Cerca de 120 pedidos de impeachment dormitam placidamente sobre a mesa do deputado-réu Arthur Lira, que se elegeu presidente da Câmara com o apoio do chefe do Executivo e recursos do “orçamento paralelo” (ou “Tratoraço”, como queiram). Lira não dará andamento a nenhum deles (a exemplo de como fez seu antecessor) enquanto Bolsonaro mantiver seu “escudo político” de apoiadores e seus adversários acharem que a melhor solução é derrotá-lo nas urnas. Mas que respeito terão pelo TSE um presidente e uma matula de apoiadores que não têm o menor respeito pelo STF? (Falo do Supremo como instituição, porque a maioria dos togados... enfim, deixa pra lá).

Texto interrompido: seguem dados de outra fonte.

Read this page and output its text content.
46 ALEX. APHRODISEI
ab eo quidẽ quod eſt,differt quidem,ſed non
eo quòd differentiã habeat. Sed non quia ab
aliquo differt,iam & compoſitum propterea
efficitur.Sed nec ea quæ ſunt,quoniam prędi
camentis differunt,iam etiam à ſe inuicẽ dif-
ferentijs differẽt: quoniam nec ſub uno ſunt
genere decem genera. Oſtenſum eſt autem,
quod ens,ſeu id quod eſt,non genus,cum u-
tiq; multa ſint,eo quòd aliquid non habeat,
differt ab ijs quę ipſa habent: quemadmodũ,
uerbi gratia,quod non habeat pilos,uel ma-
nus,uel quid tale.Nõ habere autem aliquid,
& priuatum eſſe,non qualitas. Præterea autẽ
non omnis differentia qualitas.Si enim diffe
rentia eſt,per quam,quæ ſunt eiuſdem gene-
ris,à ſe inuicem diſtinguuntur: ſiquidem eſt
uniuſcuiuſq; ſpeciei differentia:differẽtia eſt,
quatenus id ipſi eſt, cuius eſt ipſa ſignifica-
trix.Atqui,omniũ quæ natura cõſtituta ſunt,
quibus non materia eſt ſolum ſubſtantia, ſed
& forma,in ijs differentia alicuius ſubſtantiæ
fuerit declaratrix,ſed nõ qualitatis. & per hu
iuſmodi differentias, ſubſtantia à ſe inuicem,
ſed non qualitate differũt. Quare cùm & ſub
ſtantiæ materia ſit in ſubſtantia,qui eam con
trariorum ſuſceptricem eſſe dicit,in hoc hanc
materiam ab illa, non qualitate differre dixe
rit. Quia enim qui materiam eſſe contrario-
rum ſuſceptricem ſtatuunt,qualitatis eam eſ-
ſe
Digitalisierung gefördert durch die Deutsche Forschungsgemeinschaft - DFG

Mafei apresenta em seu livro uma análise detalhada dos impeachments de Collor e Dilma. O primeiro serviu para o país estabelecer as regras do procedimento, mas teve um ar festivo, a despeito de o impeachment ser um grande trauma e ter um custo político enormeQuanto ao segundo, o escritor pondera que o termo “golpe”, como usado pelos apoiadores da petista, é inadequado para analisar o processo, mas que as ilegalidades cometidas pela ex-presidanta poderiam ter sido enfrentadas por meios menos traumáticos.

Remover do cargo um presidente descomprometido com as instituições, perigoso para a sobrevivência e para a integridade delas, e que não possa ser contido de outra maneira é, em última análise, permitir que o destino da democracia de um país fique rendido nas mãos de um tirano ou de um criminoso que tenha conseguido vencer as eleições. Deodoro da Fonseca, que foi o primeiro presidente do Brasil, vetou a Lei do Impeachment por achar que ela estava sendo trabalhada pelos seus adversários para depô-lo. Quando o Congresso derrubou seu veto, ele simplesmente dissolveu o Legislativo, como se o país ainda estivesse no Império e ele fosse o imperador. 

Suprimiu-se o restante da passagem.